Agency: Bartle Bogle Hegarty
By Vanessa Doyle, campaignlive.co.uk, Thursday, 12 January 2012 08:00AM
With 2011 now behind us, the magazine industry can be relieved it survived relatively unscathed. Yes, there have been job losses and restructuring, but there have been very few mainstream closures and some titles are going great. However, there is a definite feeling that the sector is at a fork in the road. The BBC magazines are in new hands, Future has lost its high-profile figurehead in Stevie Spring, apps are springing up left, right and centre, and new names (or rather old names, in Mark Frith) are being brought in to shake things up.
What happens in 2012 will depend on whether the industry manages to ride the waves caused by these changes and then makes some good decisions about the crucial issues it faces in the immediate future.
The past couple of years have seen a real step change in the way the public receive magazines and what they want from publications. There is less of a demand for Heat-style celebrity gossip by women and men no longer want the salacious, tits-and-bums content of the 90s and early 00s. As a result, last year saw men's magazines in serious decline. The likes of Nuts and Zoo continue to struggle, while traditionally more upmarket titles such as Esquire are becoming more mainstream in search of new readers, mainly by sticking a lot more flesh on the cover. It's something of a surprise that we got to the end of 2011 without many casualties in the magazine market and I can't believe there won't be more closures in 2012; there are certainly some very hard times ahead.
The strong and buoyant frees such as ShortList, Stylist and Sport prove people still love magazines and that they can reach a new audience - in this case, the younger commuters at whom the titles are aimed. That this crucial audience will still reach for magazine content is hugely important and eschews the naysayers' claims that the press is doomed. Titles still need to fight for their place in people's hearts and hands, via whatever platform they can.

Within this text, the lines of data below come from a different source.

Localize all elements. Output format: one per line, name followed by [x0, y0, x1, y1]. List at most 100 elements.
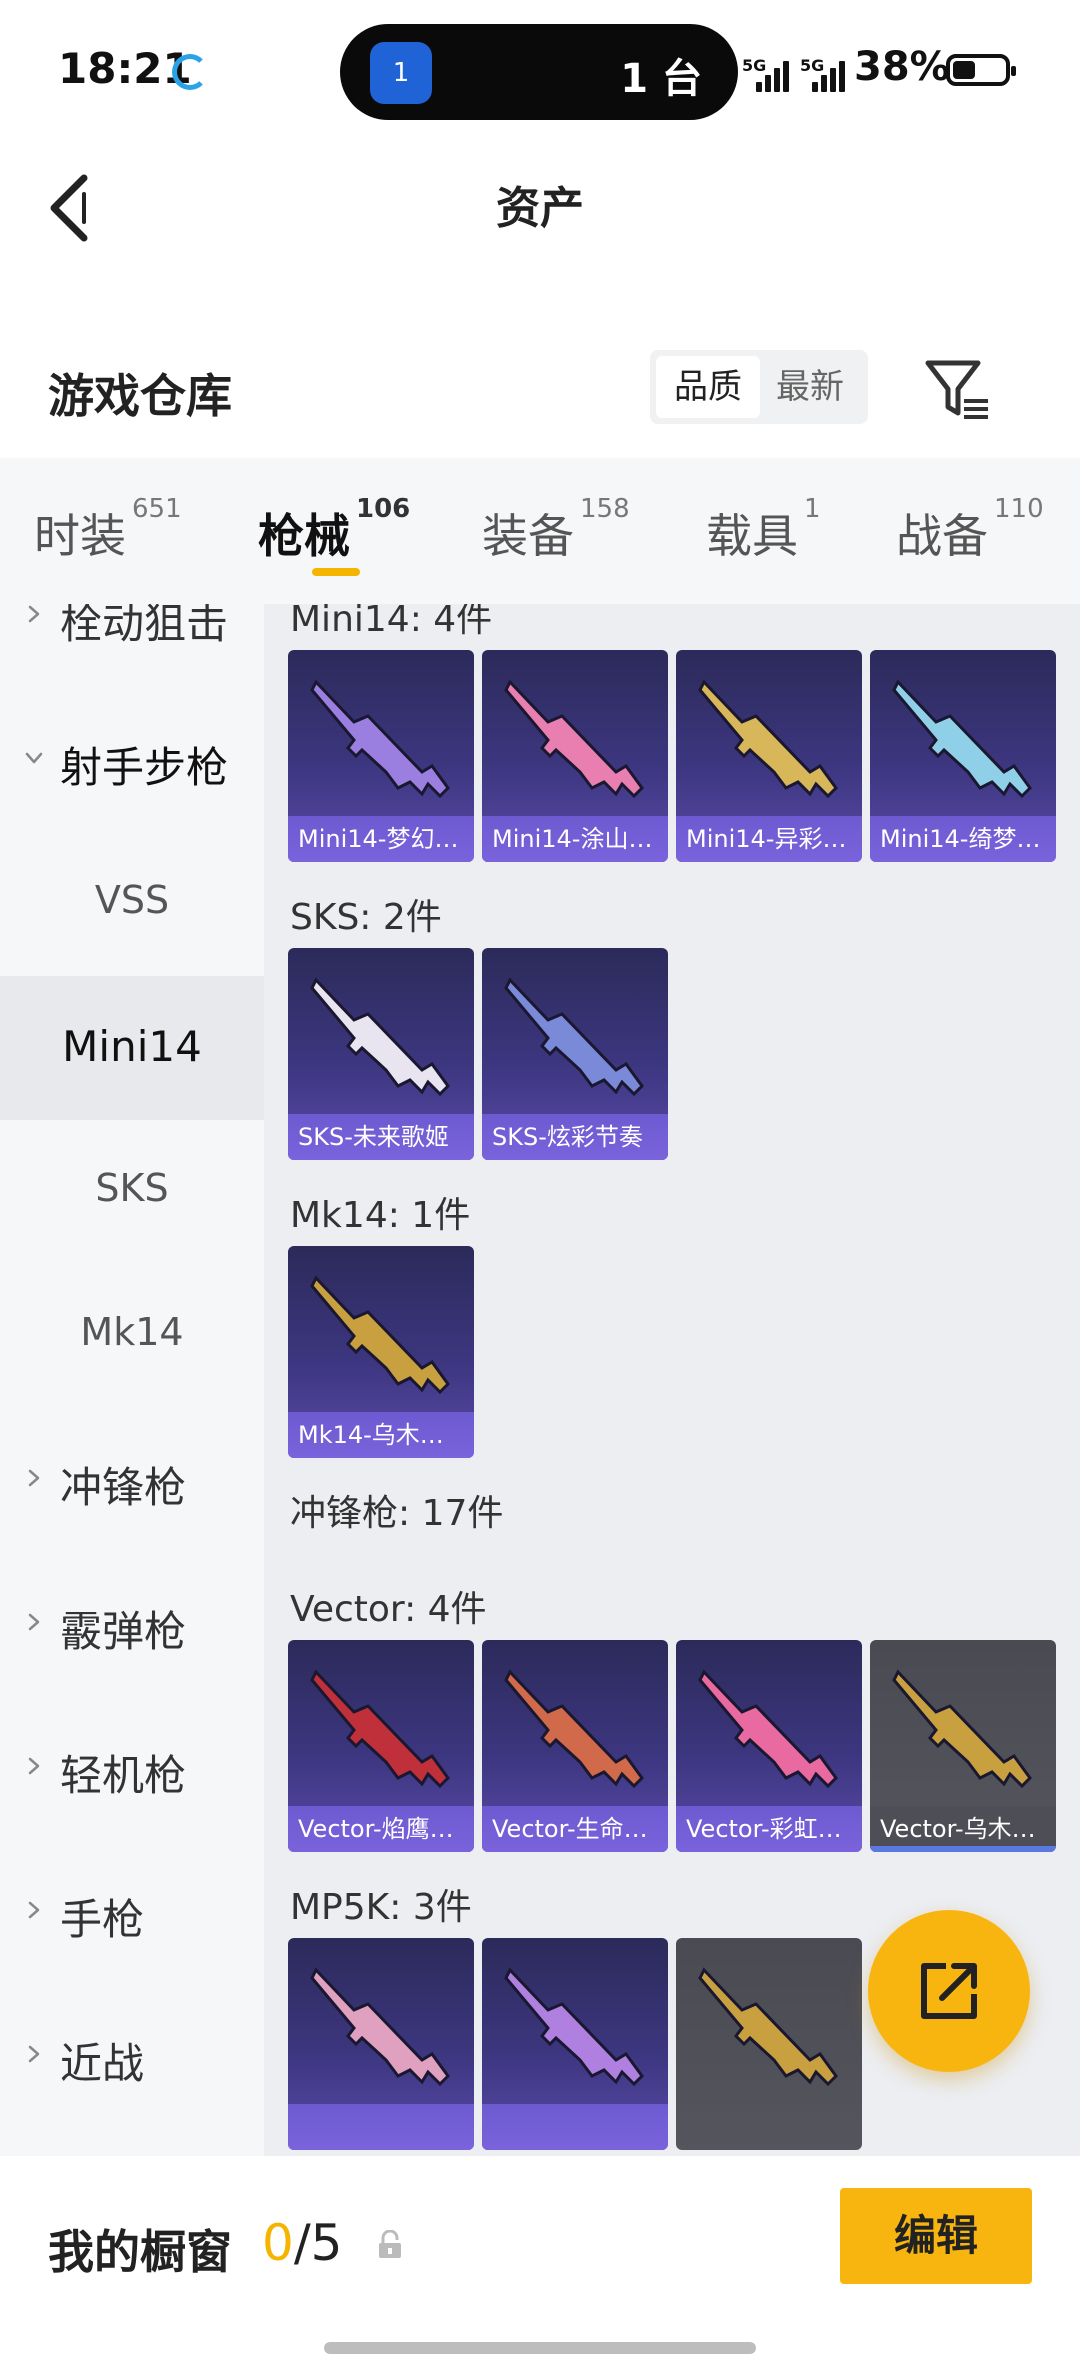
weapon-skin-image — [504, 1669, 644, 1789]
sidebar-item[interactable]: Mk14 — [0, 1264, 264, 1408]
device-count: 1 台 — [620, 56, 702, 102]
weapon-name: Mk14-乌木… — [298, 1421, 444, 1449]
sort-newest[interactable]: 最新 — [758, 356, 862, 418]
home-indicator[interactable] — [324, 2342, 756, 2354]
weapon-skin-image — [310, 977, 450, 1097]
weapon-card[interactable]: Mini14-绮梦… — [870, 650, 1056, 862]
weapon-skin-image — [698, 679, 838, 799]
sort-quality[interactable]: 品质 — [656, 356, 760, 418]
sidebar-item-label: 霰弹枪 — [60, 1607, 187, 1656]
weapon-card[interactable]: Vector-彩虹… — [676, 1640, 862, 1852]
broadcast-icon: 1 — [370, 42, 432, 104]
weapon-name: SKS-未来歌姬 — [298, 1123, 449, 1151]
weapon-card[interactable]: Mini14-异彩… — [676, 650, 862, 862]
share-icon — [921, 1963, 977, 2019]
lock-icon — [379, 2230, 401, 2258]
share-button[interactable] — [868, 1910, 1030, 2072]
tab-vehicles[interactable]: 载具 1 — [706, 494, 821, 566]
weapon-skin-image — [504, 977, 644, 1097]
tab-count: 651 — [132, 494, 182, 524]
weapon-name: Vector-生命… — [492, 1815, 648, 1843]
sidebar-item-label: 轻机枪 — [60, 1751, 187, 1800]
tab-count: 1 — [804, 494, 821, 524]
tab-count: 158 — [580, 494, 630, 524]
sidebar-item[interactable]: SKS — [0, 1120, 264, 1264]
sidebar-item[interactable]: 栓动狙击 — [0, 604, 264, 688]
weapon-card[interactable]: SKS-炫彩节奏 — [482, 948, 668, 1160]
weapon-name: Vector-焰鹰… — [298, 1815, 454, 1843]
tab-equipment[interactable]: 装备 158 — [482, 494, 630, 566]
chevron-right-icon — [28, 1613, 40, 1631]
active-tab-indicator — [312, 568, 360, 576]
sidebar-item-label: Mini14 — [62, 1022, 202, 1071]
sidebar-item[interactable]: Mini14 — [0, 976, 264, 1120]
weapon-skin-image — [310, 1967, 450, 2087]
tab-count: 106 — [356, 494, 411, 524]
sidebar-item[interactable]: 手枪 — [0, 1840, 264, 1984]
weapon-skin-image — [698, 1967, 838, 2087]
weapon-name: Vector-彩虹… — [686, 1815, 842, 1843]
card-label-bar — [288, 2104, 474, 2150]
weapon-name: Mini14-绮梦… — [880, 825, 1041, 853]
weapon-card[interactable]: SKS-未来歌姬 — [288, 948, 474, 1160]
weapon-card[interactable]: Mk14-乌木… — [288, 1246, 474, 1458]
category-tabs: 时装 651 枪械 106 装备 158 载具 1 战备 110 — [0, 458, 1080, 604]
tab-count: 110 — [994, 494, 1044, 524]
group-title: Mini14: 4件 — [290, 604, 493, 640]
sidebar-item-label: 冲锋枪 — [60, 1463, 187, 1512]
group-title: 冲锋枪: 17件 — [290, 1493, 504, 1534]
sidebar-item[interactable]: VSS — [0, 832, 264, 976]
weapon-card[interactable]: Mini14-梦幻… — [288, 650, 474, 862]
sidebar-item-label: Mk14 — [80, 1310, 184, 1354]
group-title: SKS: 2件 — [290, 897, 442, 938]
group-title: Vector: 4件 — [290, 1589, 487, 1630]
battery-percent: 38% — [854, 44, 950, 90]
weapon-skin-image — [310, 1669, 450, 1789]
dynamic-island[interactable]: 1 1 台 — [340, 24, 738, 120]
chevron-right-icon — [28, 2045, 40, 2063]
sidebar-item[interactable]: 霰弹枪 — [0, 1552, 264, 1696]
sidebar-item[interactable]: 射手步枪 — [0, 688, 264, 832]
filter-button[interactable] — [922, 355, 992, 425]
showcase-label: 我的橱窗 — [48, 2225, 232, 2279]
weapon-card[interactable]: Vector-生命… — [482, 1640, 668, 1852]
weapon-card[interactable]: Vector-焰鹰… — [288, 1640, 474, 1852]
showcase-count: 0/5 — [262, 2214, 343, 2272]
weapon-name: SKS-炫彩节奏 — [492, 1123, 643, 1151]
warehouse-title: 游戏仓库 — [48, 369, 232, 423]
status-bar: 18:21 1 1 台 5G 5G 38% — [0, 0, 1080, 140]
weapon-card[interactable]: Mini14-涂山… — [482, 650, 668, 862]
weapon-type-sidebar: 栓动狙击射手步枪 VSS Mini14 SKS Mk14 冲锋枪霰弹枪轻机枪手枪近战 — [0, 604, 264, 2156]
page-title: 资产 — [496, 183, 584, 234]
card-label-bar — [482, 2104, 668, 2150]
edit-button[interactable]: 编辑 — [840, 2188, 1032, 2284]
weapon-name: Mini14-梦幻… — [298, 825, 459, 853]
weapon-name: Mini14-异彩… — [686, 825, 847, 853]
signal-icon — [756, 58, 790, 92]
sidebar-item-label: VSS — [94, 878, 170, 922]
signal-icon-2 — [812, 58, 846, 92]
weapon-skin-image — [310, 679, 450, 799]
group-title: Mk14: 1件 — [290, 1195, 471, 1236]
filter-icon — [925, 360, 988, 419]
sidebar-item[interactable]: 轻机枪 — [0, 1696, 264, 1840]
sidebar-item-label: 近战 — [60, 2039, 145, 2088]
weapon-skin-image — [310, 1275, 450, 1395]
tab-fashion[interactable]: 时装 651 — [34, 494, 182, 566]
sort-toggle: 品质 最新 — [650, 350, 868, 424]
sidebar-item-label: 射手步枪 — [60, 743, 229, 792]
tab-firearms[interactable]: 枪械 106 — [258, 494, 410, 566]
weapon-card[interactable] — [482, 1938, 668, 2150]
sidebar-item[interactable]: 近战 — [0, 1984, 264, 2128]
weapon-card[interactable] — [288, 1938, 474, 2150]
weapon-name: Vector-乌木… — [880, 1815, 1036, 1843]
tab-supplies[interactable]: 战备 110 — [896, 494, 1044, 566]
chevron-right-icon — [28, 1901, 40, 1919]
weapon-card[interactable] — [676, 1938, 862, 2150]
weapon-card[interactable]: Vector-乌木… — [870, 1640, 1056, 1852]
group-title: MP5K: 3件 — [290, 1887, 472, 1928]
sidebar-item-label: 手枪 — [60, 1895, 145, 1944]
weapon-skin-image — [504, 1967, 644, 2087]
showcase-bar: 我的橱窗 0/5 编辑 — [0, 2156, 1080, 2376]
sidebar-item[interactable]: 冲锋枪 — [0, 1408, 264, 1552]
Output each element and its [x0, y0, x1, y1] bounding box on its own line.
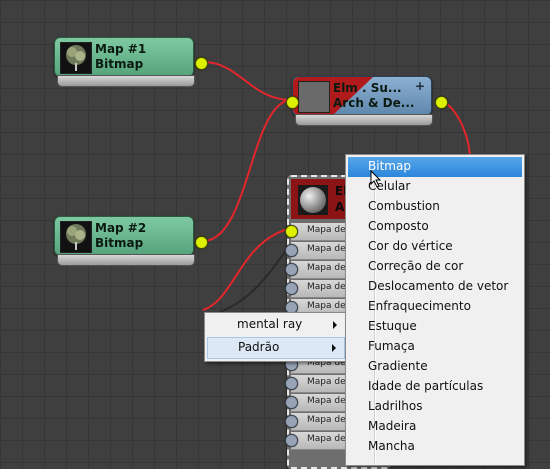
tree-thumbnail-icon: [60, 42, 92, 74]
map1-title: Map #1: [95, 42, 147, 56]
sphere-preview-icon: [298, 185, 328, 215]
map-type-item[interactable]: Enfraquecimento: [348, 297, 522, 317]
map-type-item[interactable]: Ladrilhos: [348, 397, 522, 417]
map-type-label: Madeira: [368, 419, 417, 433]
map-type-label: Ladrilhos: [368, 399, 423, 413]
tree-thumbnail-icon: [60, 221, 92, 253]
map1-footer[interactable]: [57, 75, 195, 87]
wire-composite-out: [440, 99, 471, 161]
map-type-label: Deslocamento de vetor: [368, 279, 509, 293]
slot-input-socket[interactable]: [285, 282, 298, 295]
map-type-label: Correção de cor: [368, 259, 464, 273]
expand-plus-icon[interactable]: +: [415, 79, 425, 93]
map-type-item[interactable]: Idade de partículas: [348, 377, 522, 397]
map-type-label: Estuque: [368, 319, 417, 333]
map1-type: Bitmap: [95, 57, 144, 71]
map2-title: Map #2: [95, 221, 147, 235]
map-type-item[interactable]: Cor do vértice: [348, 237, 522, 257]
slot-label: Mapa de: [307, 415, 346, 425]
map-type-submenu: Bitmap Celular Combustion Composto Cor do vé…: [345, 154, 525, 466]
map2-footer[interactable]: [57, 254, 195, 266]
composite-footer[interactable]: [295, 114, 433, 126]
slot-input-socket[interactable]: [285, 415, 298, 428]
map-type-item[interactable]: Mancha: [348, 437, 522, 457]
slot-label: Mapa de: [307, 301, 346, 311]
map-type-item[interactable]: Combustion: [348, 197, 522, 217]
map-type-item[interactable]: Correção de cor: [348, 257, 522, 277]
map-type-item[interactable]: Fumaça: [348, 337, 522, 357]
map1-node[interactable]: Map #1 Bitmap: [54, 37, 208, 87]
map-type-label: Composto: [368, 219, 429, 233]
menu-item-label: mental ray: [237, 317, 303, 331]
map2-node[interactable]: Map #2 Bitmap: [54, 216, 208, 266]
map-type-label: Gradiente: [368, 359, 428, 373]
map-type-item[interactable]: Estuque: [348, 317, 522, 337]
composite-line2: Arch & De...: [333, 96, 415, 110]
slot-label: Mapa de: [307, 396, 346, 406]
map-type-label: Enfraquecimento: [368, 299, 471, 313]
composite-output-socket[interactable]: [435, 96, 448, 109]
map-type-item[interactable]: Madeira: [348, 417, 522, 437]
material-thumbnail-icon: [298, 81, 330, 113]
map2-type: Bitmap: [95, 236, 144, 250]
wire-dragging: [202, 227, 293, 311]
map-type-label: Mancha: [368, 439, 415, 453]
map2-output-socket[interactable]: [195, 236, 208, 249]
slot-label: Mapa de: [307, 377, 346, 387]
slot-input-socket[interactable]: [285, 263, 298, 276]
wire-map2-to-composite: [202, 99, 293, 242]
context-menu: mental ray Padrão: [204, 312, 348, 362]
wire-map1-to-composite: [202, 61, 293, 101]
slot-input-socket[interactable]: [285, 244, 298, 257]
menu-item-padrao[interactable]: Padrão: [207, 337, 345, 359]
map-type-label: Fumaça: [368, 339, 415, 353]
submenu-arrow-icon: [332, 344, 336, 352]
menu-item-mental-ray[interactable]: mental ray: [207, 315, 345, 335]
slot-label: Mapa de: [307, 225, 346, 235]
composite-node[interactable]: Elm . Su... Arch & De... +: [286, 76, 448, 126]
slot-label: Mapa de: [307, 244, 346, 254]
slot-label: Mapa de: [307, 434, 346, 444]
composite-input-socket[interactable]: [286, 96, 299, 109]
slot-label: Mapa de: [307, 282, 346, 292]
map-type-label: Idade de partículas: [368, 379, 484, 393]
map1-output-socket[interactable]: [195, 57, 208, 70]
slot-input-socket[interactable]: [285, 396, 298, 409]
mouse-cursor-icon: [370, 170, 382, 188]
slot-label: Mapa de: [307, 263, 346, 273]
map-type-item[interactable]: Composto: [348, 217, 522, 237]
wire-dragging-shadow: [219, 241, 293, 313]
slot-input-socket[interactable]: [285, 377, 298, 390]
map-type-label: Cor do vértice: [368, 239, 453, 253]
submenu-arrow-icon: [333, 321, 337, 329]
composite-line1: Elm . Su...: [333, 81, 402, 95]
slot-input-socket[interactable]: [285, 434, 298, 447]
map-type-item[interactable]: Gradiente: [348, 357, 522, 377]
slot-input-socket[interactable]: [285, 225, 298, 238]
menu-item-label: Padrão: [238, 340, 280, 354]
map-type-item[interactable]: Deslocamento de vetor: [348, 277, 522, 297]
node-editor-canvas[interactable]: Map #1 Bitmap Map #2 Bitmap Elm . Su... …: [0, 0, 550, 469]
map-type-label: Combustion: [368, 199, 440, 213]
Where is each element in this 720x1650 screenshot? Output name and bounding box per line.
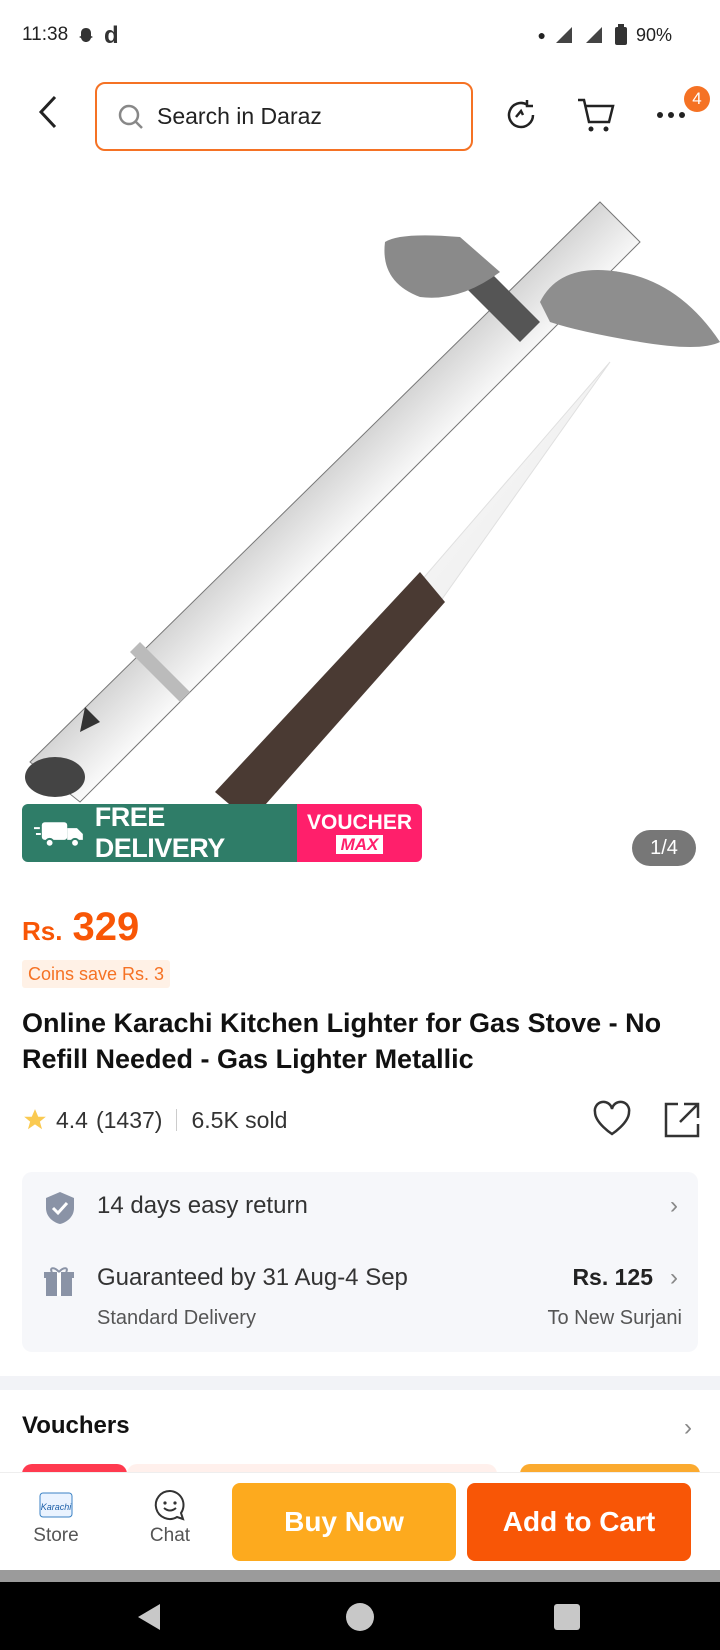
nav-home-icon[interactable] <box>343 1600 377 1634</box>
image-counter: 1/4 <box>632 830 696 866</box>
delivery-fee: Rs. 125 <box>572 1264 653 1290</box>
section-divider <box>0 1376 720 1390</box>
daraz-app-icon: d <box>104 22 119 49</box>
product-image-carousel[interactable]: FREE DELIVERY VOUCHER MAX 1/4 <box>0 162 720 882</box>
product-price: Rs. 329 <box>22 905 139 950</box>
share-refresh-button[interactable] <box>500 94 542 136</box>
signal-icon-2 <box>585 27 602 43</box>
refresh-icon <box>507 100 535 129</box>
add-to-cart-button[interactable]: Add to Cart <box>467 1483 691 1561</box>
free-delivery-badge: FREE DELIVERY <box>22 804 297 862</box>
voucher-max-badge: VOUCHER MAX <box>297 804 422 862</box>
buy-now-button[interactable]: Buy Now <box>232 1483 456 1561</box>
return-policy-row[interactable]: 14 days easy return › <box>22 1172 698 1244</box>
battery-icon <box>614 24 627 45</box>
gift-box-icon <box>44 1267 74 1296</box>
dot-icon: ● <box>537 27 546 43</box>
back-arrow-icon <box>38 95 57 129</box>
product-title: Online Karachi Kitchen Lighter for Gas S… <box>22 1008 662 1074</box>
more-dots-icon <box>657 112 685 118</box>
nav-recents-icon[interactable] <box>550 1600 584 1634</box>
delivery-info-card: 14 days easy return › Guaranteed by 31 A… <box>22 1172 698 1352</box>
rating-actions <box>592 1100 702 1140</box>
delivery-truck-icon <box>34 822 83 848</box>
status-time: 11:38 <box>22 24 69 45</box>
search-icon <box>118 104 143 129</box>
rating-separator <box>176 1109 178 1131</box>
battery-percent: 90% <box>635 24 672 45</box>
free-delivery-label: FREE DELIVERY <box>94 804 226 862</box>
delivery-type: Standard Delivery <box>97 1307 256 1329</box>
gesture-strip <box>0 1570 720 1582</box>
back-button[interactable] <box>28 92 68 132</box>
chat-label: Chat <box>149 1525 191 1546</box>
status-notification-icons: d <box>76 22 119 50</box>
delivery-destination: To New Surjani <box>547 1307 682 1329</box>
star-icon <box>24 1109 46 1130</box>
cart-icon <box>578 98 615 132</box>
shield-check-icon <box>46 1192 74 1224</box>
chevron-right-icon: › <box>670 1264 678 1291</box>
coins-save-tag: Coins save Rs. 3 <box>22 960 171 988</box>
search-input[interactable]: Search in Daraz <box>95 82 473 151</box>
search-placeholder: Search in Daraz <box>157 103 322 129</box>
guarantee-text: Guaranteed by 31 Aug-4 Sep <box>97 1264 408 1291</box>
bottom-action-bar: Karachi Store Chat Buy Now Add to Cart <box>0 1472 720 1570</box>
promo-banner: FREE DELIVERY VOUCHER MAX <box>22 804 422 862</box>
status-right-icons: ● 90% <box>537 24 672 46</box>
status-bar: 11:38 d ● 90% <box>0 0 720 72</box>
rating-count[interactable]: (1437) <box>96 1107 162 1134</box>
cart-button[interactable] <box>575 94 617 136</box>
return-policy-text: 14 days easy return <box>97 1192 308 1219</box>
voucher-max-label: MAX <box>335 835 384 854</box>
chevron-right-icon: › <box>670 1192 678 1219</box>
price-amount: 329 <box>72 905 140 949</box>
signal-icon <box>555 27 572 43</box>
store-logo-text: Karachi <box>41 1502 73 1512</box>
vouchers-title[interactable]: Vouchers <box>22 1412 130 1440</box>
sold-count: 6.5K sold <box>191 1106 288 1133</box>
snapchat-icon <box>79 28 93 42</box>
wishlist-heart-icon[interactable] <box>592 1100 632 1138</box>
store-button[interactable]: Karachi Store <box>16 1485 96 1547</box>
delivery-row[interactable]: Guaranteed by 31 Aug-4 Sep Rs. 125 › Sta… <box>22 1244 698 1352</box>
rating-row: 4.4 (1437) 6.5K sold <box>22 1100 702 1140</box>
chat-smile-icon <box>154 1489 185 1521</box>
android-nav-bar <box>0 1582 720 1650</box>
rating-value[interactable]: 4.4 <box>56 1107 88 1134</box>
cart-count-badge: 4 <box>684 86 710 112</box>
top-header: Search in Daraz 4 <box>0 72 720 162</box>
chevron-right-icon[interactable]: › <box>684 1414 692 1442</box>
chat-button[interactable]: Chat <box>130 1485 210 1547</box>
voucher-label: VOUCHER <box>306 811 412 834</box>
store-label: Store <box>33 1525 79 1546</box>
price-currency: Rs. <box>22 916 63 946</box>
store-logo-icon: Karachi <box>39 1492 73 1518</box>
nav-back-icon[interactable] <box>134 1600 168 1634</box>
share-icon[interactable] <box>662 1100 702 1140</box>
gas-lighter-product-image <box>25 201 720 822</box>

To that end, tablets provide a new approach for magazines to really embrace their brand identity. People don't read magazines online and it's unrealistic to expect people to read them on their mobile phones, as you simply don't have the same experience. But no magazine should be without an app: tablets make great quality editorial content that is interactive, engaging and, just like their old-fashioned printed sister, portable.
Magazine apps must be paid for. The industry wasted the opportunity when it gave away magazine content for free on the web; it can't afford not to monetise it now. To get ownership of strong positioning on, say, the Vogue app, in the way some luxury and prestige clients have first refusal in print, will be imperative to clients as tablet uptake increases.
If magazines are to flourish in 2012, they need to be strong and stand firm by their brands. The public are spending a fortune on monthlies and publishers need to realise people are choosing magazines because of the edited choice that magazine brands stand for: they should live and die by it. It doesn't matter what platform they read it on, they just want a consistent voice. If editorial messages are inconsistent across platforms, people will think it's not for them, lose interest and then you've lost them on any platform. Strong, consistent brands are what people want. In five years, I'm sure there will be a different platform again; but whatever that is, it should be about your brand being there and doing it right.
Instead of being streamlined, editorial teams are key in building brands and need to be supported. While once journalists were employed to write for the magazine and nothing more, today they are writing the print edition, the iPad version, Tweeting, keeping a blog and so on - it's never-ending and inevitably results in a reduction in editorial quality, which risks alienating readers.
What needs to happen is for publishers to do some serious work on their agency marketing, rather than being inward-facing. Cost-saving is a necessary evil across all businesses at the moment, but it is crucial that this is not to the detriment of the overall product representation. There has been a lot of change in the past 12 months, with the likes of Hearst and Hachette merging and IPC having a complete restructure. The trouble now, though, is that there is less investment in the industry's future, evident by the lack of resources available to actually sell the magazines into media agencies.
The new generation of graduates and planners struggle to understand or differentiate between many magazine brands and know what each magazine stands for. Magazine publishers are reducing their staff and running costs, the result of which is fewer magazine brand champions. We need these ambassadors to make us passionate about their magazines and give us a reason to buy space and in turn sell their brands to our clients (especially since the demise of the Professional Publishers Association marketing department), promoting the industry both internally to strategists and to clients. Even though the PPA is now being reformed, we are way off receiving the day-to-day support we need.
Advertising needs to be more accountable and magazines need to stand up against other media and fight for their place on schedules. Magazines aren't dying - on average, 30 million magazines were sold every month in the latter half of 2011. People will always read them, be they on paper, tablet or tomorrow's format, in the same way a child will always pick up a book because it is such an engaging activity. But in 2012, the focus needs to be on getting the voice and the positioning consistent across every platform.
The British public love magazines, and that isn't even close to disappearing. We love them for their fantastic content and the wonderful experience they regularly provide their readers. The industry now needs to be brave during these troubled financial times and embrace essential and urgent change. If it does that this year, it will ultimately emerge stronger and retain its readers' loyalty. Yes, there will be some casualties along the way, but I believe those that survive will make for a stronger UK magazine sector moving forward.
Vanessa Doyle is the press director at Initiative.